I had always admired the work of a local metal craftsman by the name of Kev Colbear and it was he that provided the next enhancement, designing a new gate and some ‘wall art’ that flowed along the front wall from the gate and into the side garden as shown in picture 19. My partner, Liz, then suggested recycling the old gate to form a trellis for a honeysuckle so I fixed it to the house wall with resin anchors as shown in picture 20.
My next task was to set out the slabs for the garden bench which is shown from above in picture 21 with a view from the rear patio in picture 22. With all the main elements in place I was then able to plant up the beds and finish gravelling up to the gate. I had at the start of the works installed conduit and cable in readiness for the water feature and garden spotlights and these were then wired in.

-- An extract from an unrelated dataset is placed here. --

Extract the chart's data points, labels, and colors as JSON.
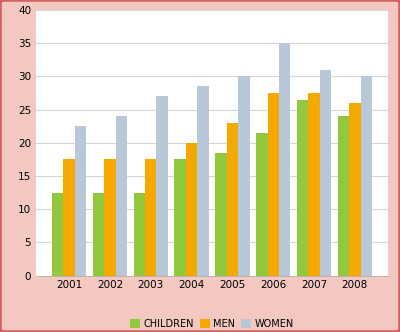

The end result, with a roll of reed screening to hide the ugly wall, can be seen in pictures 23-27.
Following this my only remaining task was to install the steps to the front garden and to remove the old patch of ‘grass’ from in front of the wall and to replace with gravel as shown in pictures 28-33.
I still have some tidying up left to do out front, including getting rid of the old turf I lifted and to create a new front bed but the project is just about complete and I now hope to be able to relax and enjoy the fruits of my labours….
In the absence of Open Gardens 2020 I hope to be able to open as a Pop-Up as soon as lockdown measures permit and I hope to see many of you then in aid of St Nicholas Hospice.